The toxicity results showed that CE100 was not considered a genotoxic agent in this study; however a low level of genotoxicity was observed with CE200. Some studies showed a dose-dependent relationship and even talk about the possible activation of different cellular pathways depending on the tested dose [21, 33]. It has been shown that flavonoids have effects against DNA damage induced by various genotoxic agents, that is, principally by the ability to protect against ROS produced and by the modulation of enzymes responsible for bioactivation and detoxification of genotoxic agents. A relationship has been reported between structure and activity from flavonoids in the protection of genetic material [34].

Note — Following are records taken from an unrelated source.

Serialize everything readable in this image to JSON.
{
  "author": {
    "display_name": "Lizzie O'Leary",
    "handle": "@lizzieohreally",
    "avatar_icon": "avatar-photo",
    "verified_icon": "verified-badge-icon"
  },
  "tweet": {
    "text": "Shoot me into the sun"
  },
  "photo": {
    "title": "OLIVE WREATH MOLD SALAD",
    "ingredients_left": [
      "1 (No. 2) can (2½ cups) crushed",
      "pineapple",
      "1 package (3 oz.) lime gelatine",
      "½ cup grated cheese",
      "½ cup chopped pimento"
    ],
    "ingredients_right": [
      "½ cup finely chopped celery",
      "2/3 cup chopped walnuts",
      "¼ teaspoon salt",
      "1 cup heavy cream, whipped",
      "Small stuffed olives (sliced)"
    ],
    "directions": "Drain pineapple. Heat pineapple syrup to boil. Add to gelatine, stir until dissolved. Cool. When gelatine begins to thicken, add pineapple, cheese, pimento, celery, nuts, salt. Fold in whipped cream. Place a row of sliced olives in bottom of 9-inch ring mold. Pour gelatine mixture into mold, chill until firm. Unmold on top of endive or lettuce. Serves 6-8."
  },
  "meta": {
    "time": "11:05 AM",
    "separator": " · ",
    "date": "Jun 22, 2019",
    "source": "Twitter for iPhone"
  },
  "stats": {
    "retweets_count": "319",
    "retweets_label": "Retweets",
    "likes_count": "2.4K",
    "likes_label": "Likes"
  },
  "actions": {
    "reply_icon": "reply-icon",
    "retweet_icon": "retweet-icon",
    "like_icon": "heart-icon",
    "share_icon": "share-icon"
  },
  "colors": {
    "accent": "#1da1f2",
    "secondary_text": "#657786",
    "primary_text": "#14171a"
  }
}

This research provides the first report on hypoglycemic and genotoxic effect of the extract from Q. sideroxyla bark. Polyphenols may explain this activity; however further studies focusing on the mechanism of action are required; in addition the toxicological analysis of OE is necessary.

5. Conclusion

We conclude that extracts of Quercus sideroxyla bark at doses of 50 mg/kg may be effective in reducing postprandial hyperglycemia. However, CE extract at doses of 200 mg/kg produces a low level DNA damage. It is necessary to do more studies to evaluate its potential usefulness as an adjuvant for diabetes treatment.